All but one the drug farmers dealt with at Teesside Crown Court yesterday will be deported to either Vietnam or Taiwan once they have served their prison sentences.

They were caught during Operation Kinglake which was launched by Durham Police last October when a property was rented in a false name in Thirlmere Street, Ferryhill.

The trail led to Gateshead, South Tyneside and St Helen's Auckland, County Durham, where some of the illegal immigrants were living and storing their equipment.

Junction boxes, cables and connectors were found at the Walton Crescent property along with compost in a garage and more than £45,000 cash, said prosecutor John Gillette.

Links were made to addresses in Newcastle, Consett and nearby Tantobie as well as Croxdale, near Durham City, where drugs and equipment worth £53,000 was found.
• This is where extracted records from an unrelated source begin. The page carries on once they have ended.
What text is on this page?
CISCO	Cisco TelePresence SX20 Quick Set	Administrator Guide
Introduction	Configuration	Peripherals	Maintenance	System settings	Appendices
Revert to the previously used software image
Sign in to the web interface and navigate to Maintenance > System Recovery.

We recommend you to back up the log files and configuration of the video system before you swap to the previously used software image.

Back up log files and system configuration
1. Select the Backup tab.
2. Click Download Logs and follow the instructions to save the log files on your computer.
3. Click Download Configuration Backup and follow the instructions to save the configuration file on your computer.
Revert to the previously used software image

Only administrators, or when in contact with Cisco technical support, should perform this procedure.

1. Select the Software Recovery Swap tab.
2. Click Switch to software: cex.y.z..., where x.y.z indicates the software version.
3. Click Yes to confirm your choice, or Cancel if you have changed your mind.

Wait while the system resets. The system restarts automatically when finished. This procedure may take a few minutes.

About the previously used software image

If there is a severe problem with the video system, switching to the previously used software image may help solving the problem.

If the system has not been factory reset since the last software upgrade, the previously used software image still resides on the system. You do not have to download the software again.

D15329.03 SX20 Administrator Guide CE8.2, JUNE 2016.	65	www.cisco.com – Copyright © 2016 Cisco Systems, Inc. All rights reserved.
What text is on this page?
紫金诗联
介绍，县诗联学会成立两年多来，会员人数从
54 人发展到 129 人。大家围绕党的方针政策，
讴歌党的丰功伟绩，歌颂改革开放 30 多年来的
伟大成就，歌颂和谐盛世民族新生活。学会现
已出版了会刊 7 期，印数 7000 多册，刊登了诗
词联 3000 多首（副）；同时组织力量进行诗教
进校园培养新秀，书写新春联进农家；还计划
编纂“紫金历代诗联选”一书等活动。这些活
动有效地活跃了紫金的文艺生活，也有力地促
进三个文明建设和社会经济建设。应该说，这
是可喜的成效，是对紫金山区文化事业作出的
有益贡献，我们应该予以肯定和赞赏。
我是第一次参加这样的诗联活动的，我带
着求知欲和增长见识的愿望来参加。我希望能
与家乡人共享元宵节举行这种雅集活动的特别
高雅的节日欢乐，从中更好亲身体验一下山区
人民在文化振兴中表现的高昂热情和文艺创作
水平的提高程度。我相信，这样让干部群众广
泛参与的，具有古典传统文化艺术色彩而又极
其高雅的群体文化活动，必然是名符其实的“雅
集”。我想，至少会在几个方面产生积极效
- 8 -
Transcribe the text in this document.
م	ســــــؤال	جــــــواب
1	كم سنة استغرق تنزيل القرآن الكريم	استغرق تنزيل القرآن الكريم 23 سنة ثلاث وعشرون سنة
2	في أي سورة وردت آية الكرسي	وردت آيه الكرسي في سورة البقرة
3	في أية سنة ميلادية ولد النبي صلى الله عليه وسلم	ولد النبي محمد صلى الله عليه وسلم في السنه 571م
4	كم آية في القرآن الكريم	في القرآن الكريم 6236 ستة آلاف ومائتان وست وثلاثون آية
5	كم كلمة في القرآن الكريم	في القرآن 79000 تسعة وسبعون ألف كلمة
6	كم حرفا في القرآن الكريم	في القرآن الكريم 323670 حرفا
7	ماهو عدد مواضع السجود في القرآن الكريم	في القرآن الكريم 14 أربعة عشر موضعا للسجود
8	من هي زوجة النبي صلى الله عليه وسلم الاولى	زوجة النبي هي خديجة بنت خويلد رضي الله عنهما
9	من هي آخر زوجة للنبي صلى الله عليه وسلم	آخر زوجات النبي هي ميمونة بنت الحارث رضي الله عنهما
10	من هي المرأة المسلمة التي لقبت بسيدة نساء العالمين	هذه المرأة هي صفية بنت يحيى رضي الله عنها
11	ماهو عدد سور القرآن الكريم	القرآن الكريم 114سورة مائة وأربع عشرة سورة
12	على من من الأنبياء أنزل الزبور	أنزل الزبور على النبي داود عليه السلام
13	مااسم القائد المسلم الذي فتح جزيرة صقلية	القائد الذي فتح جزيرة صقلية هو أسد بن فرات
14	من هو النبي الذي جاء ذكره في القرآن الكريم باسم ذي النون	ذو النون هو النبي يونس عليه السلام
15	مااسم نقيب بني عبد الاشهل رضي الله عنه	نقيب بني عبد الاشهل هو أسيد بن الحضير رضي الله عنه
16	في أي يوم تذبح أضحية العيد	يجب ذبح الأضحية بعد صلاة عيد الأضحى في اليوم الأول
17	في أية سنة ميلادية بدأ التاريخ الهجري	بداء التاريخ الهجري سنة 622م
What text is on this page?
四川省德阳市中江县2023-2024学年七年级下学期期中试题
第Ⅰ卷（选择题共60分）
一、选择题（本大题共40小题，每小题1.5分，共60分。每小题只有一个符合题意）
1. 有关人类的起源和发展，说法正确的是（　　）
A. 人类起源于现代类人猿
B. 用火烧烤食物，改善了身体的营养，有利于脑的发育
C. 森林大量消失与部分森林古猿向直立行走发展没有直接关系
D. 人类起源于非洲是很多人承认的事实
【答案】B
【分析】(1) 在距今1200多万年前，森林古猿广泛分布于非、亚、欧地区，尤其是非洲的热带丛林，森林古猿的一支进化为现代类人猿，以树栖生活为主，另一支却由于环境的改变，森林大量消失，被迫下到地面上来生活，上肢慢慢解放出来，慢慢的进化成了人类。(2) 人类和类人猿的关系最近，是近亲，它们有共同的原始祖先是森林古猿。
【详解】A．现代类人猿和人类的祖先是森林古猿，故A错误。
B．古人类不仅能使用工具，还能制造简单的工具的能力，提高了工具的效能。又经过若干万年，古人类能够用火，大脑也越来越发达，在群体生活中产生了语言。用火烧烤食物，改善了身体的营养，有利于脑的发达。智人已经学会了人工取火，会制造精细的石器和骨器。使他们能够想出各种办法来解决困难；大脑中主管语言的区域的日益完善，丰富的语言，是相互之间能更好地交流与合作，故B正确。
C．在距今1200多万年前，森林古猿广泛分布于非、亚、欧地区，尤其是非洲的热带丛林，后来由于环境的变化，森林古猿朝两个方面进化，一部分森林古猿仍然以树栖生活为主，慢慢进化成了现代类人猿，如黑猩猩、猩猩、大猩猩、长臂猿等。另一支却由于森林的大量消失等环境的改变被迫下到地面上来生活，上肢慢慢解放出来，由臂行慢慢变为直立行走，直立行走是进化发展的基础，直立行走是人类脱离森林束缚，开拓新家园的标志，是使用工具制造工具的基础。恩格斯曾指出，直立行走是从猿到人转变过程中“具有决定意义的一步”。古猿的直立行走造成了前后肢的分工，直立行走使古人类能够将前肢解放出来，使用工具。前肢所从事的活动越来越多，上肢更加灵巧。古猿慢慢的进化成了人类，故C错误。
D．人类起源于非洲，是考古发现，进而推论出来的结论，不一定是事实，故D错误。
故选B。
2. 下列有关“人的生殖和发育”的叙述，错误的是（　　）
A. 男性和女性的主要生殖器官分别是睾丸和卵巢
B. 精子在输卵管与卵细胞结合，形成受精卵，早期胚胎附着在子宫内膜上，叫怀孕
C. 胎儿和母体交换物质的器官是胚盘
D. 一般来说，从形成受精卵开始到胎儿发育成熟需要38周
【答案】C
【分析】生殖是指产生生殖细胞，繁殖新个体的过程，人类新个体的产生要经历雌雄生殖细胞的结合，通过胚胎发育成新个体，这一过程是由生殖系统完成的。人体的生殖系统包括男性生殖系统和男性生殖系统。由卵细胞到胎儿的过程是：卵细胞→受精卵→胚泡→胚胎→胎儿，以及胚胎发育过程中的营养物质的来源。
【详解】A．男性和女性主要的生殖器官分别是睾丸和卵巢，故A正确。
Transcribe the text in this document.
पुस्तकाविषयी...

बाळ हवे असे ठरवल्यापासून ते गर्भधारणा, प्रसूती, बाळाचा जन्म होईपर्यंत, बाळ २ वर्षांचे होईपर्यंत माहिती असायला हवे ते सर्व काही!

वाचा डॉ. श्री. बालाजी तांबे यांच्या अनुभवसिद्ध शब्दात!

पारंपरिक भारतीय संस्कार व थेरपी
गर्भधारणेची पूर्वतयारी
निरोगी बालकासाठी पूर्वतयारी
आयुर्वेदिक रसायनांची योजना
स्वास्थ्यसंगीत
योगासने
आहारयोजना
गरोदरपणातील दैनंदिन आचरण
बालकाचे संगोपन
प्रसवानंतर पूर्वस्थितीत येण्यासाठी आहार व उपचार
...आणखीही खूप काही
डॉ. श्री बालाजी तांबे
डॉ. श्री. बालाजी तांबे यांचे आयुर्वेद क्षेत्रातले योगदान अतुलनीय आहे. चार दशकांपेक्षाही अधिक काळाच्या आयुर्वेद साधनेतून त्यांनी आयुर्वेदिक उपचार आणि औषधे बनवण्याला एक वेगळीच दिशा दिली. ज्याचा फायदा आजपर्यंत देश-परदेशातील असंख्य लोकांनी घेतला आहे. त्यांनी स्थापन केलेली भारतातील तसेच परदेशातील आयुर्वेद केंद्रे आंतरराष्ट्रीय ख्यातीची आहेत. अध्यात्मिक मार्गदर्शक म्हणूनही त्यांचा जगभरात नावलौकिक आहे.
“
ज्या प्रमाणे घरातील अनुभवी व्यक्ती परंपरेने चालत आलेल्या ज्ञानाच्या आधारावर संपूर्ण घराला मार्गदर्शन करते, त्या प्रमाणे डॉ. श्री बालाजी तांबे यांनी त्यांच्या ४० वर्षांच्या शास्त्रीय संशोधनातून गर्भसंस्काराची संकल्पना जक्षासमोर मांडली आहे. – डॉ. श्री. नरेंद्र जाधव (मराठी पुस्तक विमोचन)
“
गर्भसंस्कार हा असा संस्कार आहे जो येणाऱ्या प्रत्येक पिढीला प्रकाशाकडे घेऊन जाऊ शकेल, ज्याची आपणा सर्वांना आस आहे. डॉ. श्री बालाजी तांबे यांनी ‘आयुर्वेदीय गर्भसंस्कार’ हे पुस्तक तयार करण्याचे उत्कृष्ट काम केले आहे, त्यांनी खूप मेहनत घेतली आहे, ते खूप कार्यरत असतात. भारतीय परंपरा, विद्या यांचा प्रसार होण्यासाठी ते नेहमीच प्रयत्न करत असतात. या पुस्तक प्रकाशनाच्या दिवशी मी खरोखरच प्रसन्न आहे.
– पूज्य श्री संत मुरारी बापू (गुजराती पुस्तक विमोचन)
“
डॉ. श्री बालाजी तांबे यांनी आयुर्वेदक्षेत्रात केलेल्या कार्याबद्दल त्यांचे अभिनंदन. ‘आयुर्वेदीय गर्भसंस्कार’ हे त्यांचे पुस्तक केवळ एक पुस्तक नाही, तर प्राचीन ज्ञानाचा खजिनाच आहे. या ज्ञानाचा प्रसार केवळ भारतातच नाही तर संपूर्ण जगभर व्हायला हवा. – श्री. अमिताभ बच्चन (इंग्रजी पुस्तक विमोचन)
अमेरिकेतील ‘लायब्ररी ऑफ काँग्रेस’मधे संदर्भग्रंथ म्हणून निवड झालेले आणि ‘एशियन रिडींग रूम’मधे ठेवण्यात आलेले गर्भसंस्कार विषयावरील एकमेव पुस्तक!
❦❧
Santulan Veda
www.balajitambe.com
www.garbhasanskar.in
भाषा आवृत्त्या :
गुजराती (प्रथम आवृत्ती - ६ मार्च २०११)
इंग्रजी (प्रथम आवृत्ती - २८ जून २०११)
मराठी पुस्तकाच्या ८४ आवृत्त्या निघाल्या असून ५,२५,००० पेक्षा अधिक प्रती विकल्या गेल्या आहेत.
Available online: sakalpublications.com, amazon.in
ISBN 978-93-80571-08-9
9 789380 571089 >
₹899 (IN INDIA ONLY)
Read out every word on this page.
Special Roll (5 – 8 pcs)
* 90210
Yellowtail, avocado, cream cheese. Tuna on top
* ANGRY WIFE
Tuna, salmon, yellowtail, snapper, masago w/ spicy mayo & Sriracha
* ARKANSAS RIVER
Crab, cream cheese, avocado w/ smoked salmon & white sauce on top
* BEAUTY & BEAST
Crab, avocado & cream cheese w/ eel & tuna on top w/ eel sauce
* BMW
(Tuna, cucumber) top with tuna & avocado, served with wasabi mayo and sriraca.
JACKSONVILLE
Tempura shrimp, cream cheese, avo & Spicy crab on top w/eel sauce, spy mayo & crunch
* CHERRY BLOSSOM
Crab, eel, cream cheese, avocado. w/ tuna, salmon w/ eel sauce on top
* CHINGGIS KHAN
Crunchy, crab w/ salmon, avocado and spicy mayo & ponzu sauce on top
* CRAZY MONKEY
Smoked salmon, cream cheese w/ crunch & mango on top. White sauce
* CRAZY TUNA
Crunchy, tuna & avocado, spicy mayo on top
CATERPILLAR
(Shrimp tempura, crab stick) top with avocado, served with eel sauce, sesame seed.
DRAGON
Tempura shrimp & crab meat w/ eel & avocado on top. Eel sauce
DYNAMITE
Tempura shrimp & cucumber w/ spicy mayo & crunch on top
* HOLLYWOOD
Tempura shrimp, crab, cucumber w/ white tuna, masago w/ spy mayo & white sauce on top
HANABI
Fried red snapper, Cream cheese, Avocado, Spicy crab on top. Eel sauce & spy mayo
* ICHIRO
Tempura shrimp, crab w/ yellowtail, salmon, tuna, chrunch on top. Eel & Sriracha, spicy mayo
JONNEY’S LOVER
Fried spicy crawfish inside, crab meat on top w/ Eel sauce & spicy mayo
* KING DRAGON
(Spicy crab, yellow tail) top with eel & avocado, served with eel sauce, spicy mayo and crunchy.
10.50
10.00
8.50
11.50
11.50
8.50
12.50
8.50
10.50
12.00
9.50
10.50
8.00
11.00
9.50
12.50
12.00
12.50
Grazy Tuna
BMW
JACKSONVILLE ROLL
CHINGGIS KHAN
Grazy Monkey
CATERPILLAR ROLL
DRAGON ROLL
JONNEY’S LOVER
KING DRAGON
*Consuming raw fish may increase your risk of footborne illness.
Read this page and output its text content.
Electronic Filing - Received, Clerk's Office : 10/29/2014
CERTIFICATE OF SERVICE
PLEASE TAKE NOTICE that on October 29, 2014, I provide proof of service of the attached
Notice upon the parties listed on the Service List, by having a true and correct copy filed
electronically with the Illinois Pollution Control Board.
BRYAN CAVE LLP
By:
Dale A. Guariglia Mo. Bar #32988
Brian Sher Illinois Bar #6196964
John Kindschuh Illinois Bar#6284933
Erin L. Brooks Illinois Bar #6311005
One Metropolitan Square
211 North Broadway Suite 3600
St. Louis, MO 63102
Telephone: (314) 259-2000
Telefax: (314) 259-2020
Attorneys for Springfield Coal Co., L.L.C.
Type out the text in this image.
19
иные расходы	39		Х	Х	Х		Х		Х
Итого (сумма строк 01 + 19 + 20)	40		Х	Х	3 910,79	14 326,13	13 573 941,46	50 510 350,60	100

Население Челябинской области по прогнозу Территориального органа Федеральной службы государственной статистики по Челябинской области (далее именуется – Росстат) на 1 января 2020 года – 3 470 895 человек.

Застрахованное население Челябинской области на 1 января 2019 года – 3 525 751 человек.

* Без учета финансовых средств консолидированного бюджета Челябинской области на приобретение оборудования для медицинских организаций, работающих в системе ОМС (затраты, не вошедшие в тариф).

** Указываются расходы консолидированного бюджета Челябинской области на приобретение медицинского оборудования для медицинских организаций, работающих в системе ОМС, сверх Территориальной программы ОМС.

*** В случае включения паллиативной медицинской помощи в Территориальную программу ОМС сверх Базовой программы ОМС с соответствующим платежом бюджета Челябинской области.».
Six men - An Nguyen, 30, Duong Pham, 40, Hieu Hoang, 32, Minh Tang, 28, Thang Nguyen, 25 and Tung Le, 22 - were jailed for between ten months and 18 months.

Four more men and two women were linked to further farms in Darlington and Shildon where more than half-a-million pounds worth of cannabis could have been grown.

They are Xuan Tran, 26, his girlfriend, An Ding, 31, Viet Pham, 27, his father-in-law Dai Phung, 56, Thuan Tran, 23, and the second female, 25-year-old Thin Pham.

Defence barristers told the court that they were recruited by others to carry out the drugs work to pay off as much as the £18,000 it has cost in fees to get trafficked into the UK.

Judge Peter Armstrong described the set-ups as professional and expensive after hearing how a farm at a house in Hilda Street, Darlington, had hundreds of plants and cuttings.

Police believe an annual yield of more than £250,000 could have been expected from the single factory, while they also discovered some in their early stages in Bedford Street and Pensbury Street.

Cannabis with a street value of more than £21,000 and £3,385 worth of equipment was also found in another rented house in the town's Yarm Road, said Mr Gillette.

Judge Armstrong praised detectives involved in the operation and said: "Clearly, each defendant was motivated by financial or other advantage having travelled no little distance to this country."

The defendants pleaded guilty to charges of conspiracy to produce Class B drugs and being concerned in the production of Class B drugs at earlier curt hearings.